Values: To what degree is the practitioner able to apply personal and organisational values to his/her practice?
Impact: What is the practitioner’s understanding of added value and how is this reflected in strategy, policy and practice?
What is an organisation?
What might the organisation represent to its members (e.g. psychologically, socially, economically, spiritually)?
What does it mean for an organisation to learn and develop?
What are the best ways to develop an organisation?
What is an organisation’s culture and how can it be changed to support L&D?
How can individual learning be applied to support organisational learning?
How can you ensure that L&D strategy supports wider organisational strategy?
Where should responsibility for organisational learning and development lie?
In what ways are the organisation’s core values reflected in your L&D priorities and approach?
How can you ensure that L&D genuinely benefits the organisation?
‘Organisations don’t exist in their own right. They’re just groups of people with a common goal.’
‘The organisation is a parent figure and its members are its children.’
‘Organisations can’t learn, but people can.’
‘All you need to do is train people to do their jobs properly.’
‘Culture is a description of the way we do things around here. Change the way we do things and you change the culture.’
‘The organisation will learn automatically if its members learn.’
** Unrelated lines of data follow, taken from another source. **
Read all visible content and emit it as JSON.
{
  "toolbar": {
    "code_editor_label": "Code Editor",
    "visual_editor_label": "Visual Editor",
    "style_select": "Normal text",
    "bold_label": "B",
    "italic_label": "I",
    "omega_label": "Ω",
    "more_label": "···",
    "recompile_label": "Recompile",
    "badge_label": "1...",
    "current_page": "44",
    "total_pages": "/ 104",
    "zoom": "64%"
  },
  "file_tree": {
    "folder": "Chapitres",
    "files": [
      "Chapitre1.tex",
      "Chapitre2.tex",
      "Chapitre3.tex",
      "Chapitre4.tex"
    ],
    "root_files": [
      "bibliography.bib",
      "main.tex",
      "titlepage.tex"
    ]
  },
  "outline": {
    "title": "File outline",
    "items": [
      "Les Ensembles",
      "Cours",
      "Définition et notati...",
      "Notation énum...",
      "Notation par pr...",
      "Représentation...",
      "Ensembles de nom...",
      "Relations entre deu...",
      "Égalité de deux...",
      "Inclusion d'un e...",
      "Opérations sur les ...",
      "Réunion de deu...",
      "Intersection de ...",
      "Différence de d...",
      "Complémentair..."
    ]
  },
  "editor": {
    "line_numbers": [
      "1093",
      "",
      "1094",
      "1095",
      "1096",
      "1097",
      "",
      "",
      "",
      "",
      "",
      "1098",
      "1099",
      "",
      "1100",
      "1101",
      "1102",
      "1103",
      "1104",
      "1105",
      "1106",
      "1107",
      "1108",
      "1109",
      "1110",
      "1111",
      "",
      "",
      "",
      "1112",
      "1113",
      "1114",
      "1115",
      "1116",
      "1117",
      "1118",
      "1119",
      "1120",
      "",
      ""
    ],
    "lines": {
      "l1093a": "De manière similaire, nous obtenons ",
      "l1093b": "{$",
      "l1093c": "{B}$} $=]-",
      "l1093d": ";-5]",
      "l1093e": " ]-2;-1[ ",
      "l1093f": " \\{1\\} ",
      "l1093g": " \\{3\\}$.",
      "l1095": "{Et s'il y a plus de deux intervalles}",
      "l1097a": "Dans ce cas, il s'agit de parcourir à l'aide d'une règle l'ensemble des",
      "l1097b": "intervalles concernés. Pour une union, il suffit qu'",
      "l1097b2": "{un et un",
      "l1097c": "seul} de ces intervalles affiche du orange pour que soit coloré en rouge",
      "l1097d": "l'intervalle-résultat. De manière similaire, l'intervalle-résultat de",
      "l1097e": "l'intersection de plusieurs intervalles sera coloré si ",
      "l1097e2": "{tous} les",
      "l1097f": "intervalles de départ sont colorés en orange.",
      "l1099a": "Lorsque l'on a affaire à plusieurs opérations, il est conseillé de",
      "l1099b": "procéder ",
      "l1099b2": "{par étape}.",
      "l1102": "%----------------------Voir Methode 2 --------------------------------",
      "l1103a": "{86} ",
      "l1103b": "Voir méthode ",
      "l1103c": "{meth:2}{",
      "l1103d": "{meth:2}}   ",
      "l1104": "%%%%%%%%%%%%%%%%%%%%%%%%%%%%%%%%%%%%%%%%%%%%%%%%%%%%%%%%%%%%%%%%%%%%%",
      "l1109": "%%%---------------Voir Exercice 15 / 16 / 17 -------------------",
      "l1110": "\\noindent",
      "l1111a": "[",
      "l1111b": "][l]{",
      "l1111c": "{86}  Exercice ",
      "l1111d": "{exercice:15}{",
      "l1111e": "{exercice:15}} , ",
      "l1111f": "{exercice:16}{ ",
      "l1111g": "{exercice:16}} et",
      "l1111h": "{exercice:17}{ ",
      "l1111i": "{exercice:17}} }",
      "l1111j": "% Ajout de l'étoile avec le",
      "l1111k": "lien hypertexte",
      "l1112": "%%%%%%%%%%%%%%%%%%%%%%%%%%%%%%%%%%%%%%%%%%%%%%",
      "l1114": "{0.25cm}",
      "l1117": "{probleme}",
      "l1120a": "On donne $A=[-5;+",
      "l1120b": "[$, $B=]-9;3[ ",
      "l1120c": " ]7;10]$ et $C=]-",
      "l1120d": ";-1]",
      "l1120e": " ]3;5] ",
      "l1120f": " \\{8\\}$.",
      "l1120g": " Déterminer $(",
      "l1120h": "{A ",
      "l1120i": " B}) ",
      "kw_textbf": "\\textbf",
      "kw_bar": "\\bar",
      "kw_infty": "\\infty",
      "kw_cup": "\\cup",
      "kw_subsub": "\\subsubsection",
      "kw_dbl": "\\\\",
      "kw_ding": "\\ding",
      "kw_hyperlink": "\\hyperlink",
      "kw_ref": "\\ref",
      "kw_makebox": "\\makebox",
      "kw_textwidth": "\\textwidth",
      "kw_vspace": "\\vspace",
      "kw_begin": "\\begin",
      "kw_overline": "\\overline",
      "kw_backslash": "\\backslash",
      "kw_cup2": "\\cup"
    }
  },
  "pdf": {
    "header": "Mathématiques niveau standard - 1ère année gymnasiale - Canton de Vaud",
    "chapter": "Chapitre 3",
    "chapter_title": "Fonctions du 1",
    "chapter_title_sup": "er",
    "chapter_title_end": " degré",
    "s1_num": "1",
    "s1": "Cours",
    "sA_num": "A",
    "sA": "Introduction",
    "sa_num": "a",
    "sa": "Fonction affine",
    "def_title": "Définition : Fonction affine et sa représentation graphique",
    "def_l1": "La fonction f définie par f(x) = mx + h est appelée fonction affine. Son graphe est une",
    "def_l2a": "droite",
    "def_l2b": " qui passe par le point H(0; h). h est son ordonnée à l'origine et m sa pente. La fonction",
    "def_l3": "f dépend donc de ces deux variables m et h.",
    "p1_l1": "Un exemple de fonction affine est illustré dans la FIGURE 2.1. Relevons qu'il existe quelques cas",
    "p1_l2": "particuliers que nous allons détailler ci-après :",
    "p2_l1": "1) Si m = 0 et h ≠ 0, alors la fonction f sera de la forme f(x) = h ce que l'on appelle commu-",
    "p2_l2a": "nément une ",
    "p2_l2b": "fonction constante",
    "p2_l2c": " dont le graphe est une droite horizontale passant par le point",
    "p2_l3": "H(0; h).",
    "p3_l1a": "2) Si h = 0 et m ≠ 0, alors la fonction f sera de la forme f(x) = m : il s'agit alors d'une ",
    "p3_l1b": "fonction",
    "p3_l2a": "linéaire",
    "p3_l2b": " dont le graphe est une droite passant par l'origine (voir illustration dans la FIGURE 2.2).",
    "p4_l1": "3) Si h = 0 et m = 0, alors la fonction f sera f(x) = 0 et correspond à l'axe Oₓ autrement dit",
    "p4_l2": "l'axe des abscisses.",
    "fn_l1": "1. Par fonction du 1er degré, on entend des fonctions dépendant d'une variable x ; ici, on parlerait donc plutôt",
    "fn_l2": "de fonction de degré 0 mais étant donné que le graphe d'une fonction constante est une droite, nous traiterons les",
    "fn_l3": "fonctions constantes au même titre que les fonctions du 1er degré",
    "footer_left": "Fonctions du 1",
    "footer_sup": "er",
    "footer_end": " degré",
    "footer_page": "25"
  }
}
‘When individuals learn, the organisation is automatically enabled to achieve its strategy.’
‘Organisation development should be the responsibility of L&D because it has the staff development remit.’
‘Values are only important for public relations purposes.’
‘The benefits of L&D relative to cost are impossible to measure.’
I suggest that each perspective is tackled sequentially (although not slavishly, if natural conversation takes a different route) and using language that reflects the knowledge of the particular audience. At the end of each section I pose the question, ‘So what are the implications for your L&D practice?’ and ask the participant(s) to write down their reflections before moving on. I don’t try to tackle all questions in one session but move with the pace of individual practitioners in order to help maintain interest and avoid overload.
I’ve found this approach most effective when there is genuine opportunity for discussion and follow-up. After deconstruction of assumptions, for instance, it’s important to allow time for reconstruction of new, more holistic strategies; affirming existing knowledge and good practice as a foundation for the future. This helps build vision and confidence and prevents practitioners feeling disorientated or undermined. I also recommend allowing time towards the end of each session and at the start of each subsequent session for review of learning and, if needed, further enquiry.
Where possible, practitioners are encouraged to meet with peers between sessions and seminars to explore and resolve any emerging problems and concerns together. Where this is not possible (e.g. if a practitioner is working in an isolated role or remote location), I suggest that ideas are sounded out through an open discussion form such as UK HRD (www.ukhrd.com) and, if practitioners are members of a professional institute, via discussion groups on their respective websites (e.g. www.itol.co.uk; www.cipd.org.uk).
Andrew Mayo’s Creating a Learning & Development Strategy(CIPD, 2004) and Rosemary Harrison’s Learning & Development (CIPD, 2009) are particularly valuable books that help practitioners convert insight gained through this type of reflection process into renewed L&D practice. I do, therefore, recommend these texts to readers with further interest in this field. Other helpful points of reference for written ideas and information include the British Journal of Occupational Learning (www.itol.co.uk) and Organisations & People (www.amed.org.uk).
If any of the perspectives in this short article have triggered new ideas in your own thinking, why not jot them down and ask a colleague to give you feedback? My own experience suggests that double-loop learning on one’s own perspectives and practice can be a challenging and stimulating starting point!